Figure 9 Full device ready to be used.

A hole has been made on the side of this box in order to power the Arduino with the mini usb cable. The long cable red and black has been added just to increase the distance between the thermistor and the rest of the device (I need the thermistor in order to check solutions temperature, so I wanted the electronic components as far as possible).

I hope this simple project will help you understand the basics for serial communication with bluetooth module in order to apply this to your own project.

If you find some errors or simply you want to ask something please let me know.

EDIT: I found an error in schematics wiring for the voltage divider need for the bluetooth module. It has been solved.
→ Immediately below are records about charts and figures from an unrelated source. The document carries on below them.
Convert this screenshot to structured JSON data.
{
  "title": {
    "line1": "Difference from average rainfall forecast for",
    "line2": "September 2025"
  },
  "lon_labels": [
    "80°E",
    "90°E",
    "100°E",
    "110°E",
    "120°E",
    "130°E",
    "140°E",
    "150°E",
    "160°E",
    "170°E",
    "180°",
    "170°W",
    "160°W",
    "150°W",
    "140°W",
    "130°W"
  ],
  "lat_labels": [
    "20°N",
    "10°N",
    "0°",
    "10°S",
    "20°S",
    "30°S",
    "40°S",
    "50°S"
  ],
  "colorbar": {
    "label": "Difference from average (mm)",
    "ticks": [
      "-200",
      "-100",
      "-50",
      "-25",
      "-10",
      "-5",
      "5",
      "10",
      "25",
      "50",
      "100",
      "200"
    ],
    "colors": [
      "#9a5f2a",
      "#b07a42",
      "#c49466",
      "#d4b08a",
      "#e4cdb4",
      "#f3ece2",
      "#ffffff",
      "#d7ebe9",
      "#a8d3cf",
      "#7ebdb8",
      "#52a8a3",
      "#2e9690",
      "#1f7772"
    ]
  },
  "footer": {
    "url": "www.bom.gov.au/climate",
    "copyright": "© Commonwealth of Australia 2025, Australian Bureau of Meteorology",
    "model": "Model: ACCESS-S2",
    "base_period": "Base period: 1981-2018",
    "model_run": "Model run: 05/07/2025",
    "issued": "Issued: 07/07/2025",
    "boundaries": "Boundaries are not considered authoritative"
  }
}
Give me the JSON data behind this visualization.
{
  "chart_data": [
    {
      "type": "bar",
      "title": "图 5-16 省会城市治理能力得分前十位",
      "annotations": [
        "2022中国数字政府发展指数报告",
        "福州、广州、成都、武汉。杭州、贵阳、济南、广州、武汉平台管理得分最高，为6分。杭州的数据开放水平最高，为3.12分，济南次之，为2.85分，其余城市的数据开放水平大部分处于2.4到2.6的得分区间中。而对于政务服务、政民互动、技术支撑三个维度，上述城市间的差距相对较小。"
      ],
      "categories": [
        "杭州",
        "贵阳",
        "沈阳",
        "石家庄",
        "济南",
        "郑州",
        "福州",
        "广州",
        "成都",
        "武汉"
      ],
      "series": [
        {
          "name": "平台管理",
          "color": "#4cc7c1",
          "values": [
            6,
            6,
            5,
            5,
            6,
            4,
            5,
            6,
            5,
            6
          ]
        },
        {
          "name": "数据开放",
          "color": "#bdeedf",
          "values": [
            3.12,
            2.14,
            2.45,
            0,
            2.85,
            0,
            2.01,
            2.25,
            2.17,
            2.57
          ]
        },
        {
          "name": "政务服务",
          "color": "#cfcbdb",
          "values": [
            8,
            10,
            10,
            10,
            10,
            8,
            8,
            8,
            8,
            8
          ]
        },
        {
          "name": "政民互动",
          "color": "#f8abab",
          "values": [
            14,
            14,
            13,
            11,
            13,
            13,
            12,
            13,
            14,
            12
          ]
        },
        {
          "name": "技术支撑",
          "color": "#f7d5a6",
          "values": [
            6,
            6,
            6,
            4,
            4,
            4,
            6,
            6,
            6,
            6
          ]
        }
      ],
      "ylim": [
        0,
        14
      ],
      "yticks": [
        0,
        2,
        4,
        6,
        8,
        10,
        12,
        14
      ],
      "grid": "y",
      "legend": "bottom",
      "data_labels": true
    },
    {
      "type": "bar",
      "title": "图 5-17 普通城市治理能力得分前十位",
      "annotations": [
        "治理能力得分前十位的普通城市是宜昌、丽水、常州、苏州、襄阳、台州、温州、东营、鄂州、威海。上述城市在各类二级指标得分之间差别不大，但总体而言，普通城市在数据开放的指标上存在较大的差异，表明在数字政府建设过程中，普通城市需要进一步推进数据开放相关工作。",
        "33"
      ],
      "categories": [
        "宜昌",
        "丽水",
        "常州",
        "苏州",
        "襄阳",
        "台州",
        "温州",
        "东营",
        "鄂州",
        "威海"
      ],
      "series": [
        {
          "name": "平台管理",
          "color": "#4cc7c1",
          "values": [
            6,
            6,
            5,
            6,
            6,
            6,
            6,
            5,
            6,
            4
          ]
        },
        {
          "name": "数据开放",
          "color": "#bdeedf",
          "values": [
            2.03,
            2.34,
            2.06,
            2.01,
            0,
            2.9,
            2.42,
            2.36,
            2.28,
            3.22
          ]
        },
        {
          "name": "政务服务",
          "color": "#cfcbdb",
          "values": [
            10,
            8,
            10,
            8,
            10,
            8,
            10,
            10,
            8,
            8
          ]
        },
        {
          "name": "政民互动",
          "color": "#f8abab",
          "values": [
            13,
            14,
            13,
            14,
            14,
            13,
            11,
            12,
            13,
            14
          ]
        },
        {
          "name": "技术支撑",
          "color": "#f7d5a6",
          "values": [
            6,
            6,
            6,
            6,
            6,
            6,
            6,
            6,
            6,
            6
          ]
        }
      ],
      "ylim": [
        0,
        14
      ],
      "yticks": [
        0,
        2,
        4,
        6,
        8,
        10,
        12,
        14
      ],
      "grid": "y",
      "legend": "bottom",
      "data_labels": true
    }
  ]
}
EDIT2: If you have problems uploading your code on the board try by disconnecting the bluetooth module.

Code

Temperature monitor with bluetooth moduleArduino
In order to calculate the resistance of the NTC thermistor, 5V are applied to it in series with a know resistor of roughly the same magnitude ( in this example 10kohm). Through the analog pin A0 the voltage of the voltage divider made from the series resistance is calculated and using the known value of one resistance, the NTC resistance is calculated. This value is then converted to temperature using the beta equation (change the beta to the one you are using) and sent to the Android app using the Bluetooth module.
The code can be changed to monitor specific range of temperature, in this example I needed to monitor between 25 and 75°C and wait 5 minutes at the higher temperature.
// Temperature monitor with bluetooth module

int analogPin= 0;
int raw= 0;
int Vin= 5;
float Vout= 0;
float R1= 10000; //change to your system
float Ro= 10000; //change to your system
float R2= 0;
float ratio= 0;
float Temp = 0;
float Beta = 3694; //change to your system
float To = 298.15;

// thermistor goes from 10k at 25°C. Choose reference resistance accondingly

void setup()
{
Serial.begin(9600);
}

void loop()
{
raw= analogRead(analogPin);
if(raw) {
  ratio = raw * Vin;
  Vout = (ratio)/1024.0;
  ratio = (Vin/Vout) -1;
  R2= R1 * ratio;
  Temp = Beta/log(R2/(Ro*exp(-Beta/To)));
  Temp = Temp -273.15;
  if(Temp >= 74) {
    for (int i = 0; i <= 30; i++) {
      Serial.print("Temperature >= 74 °C"); //change to your system
      delay(10000);
    }
    Serial.print("Heating Complete");
    delay(10000);
  } else if (Temp <= 26){
      Serial.print("Temperature <= 25 °C"); //change to your system
      delay(10000);
    } else {
      Serial.print("Temperature: "); //change to your system
      Serial.println(Temp);
      delay(10000);
  }
}
}

Schematics

Arduino Schematics
Resistance R2 should be changed accordingly to the resistance of the thermistor you are going to use. The error in temperature reading increase with the bias (Runknow - R2).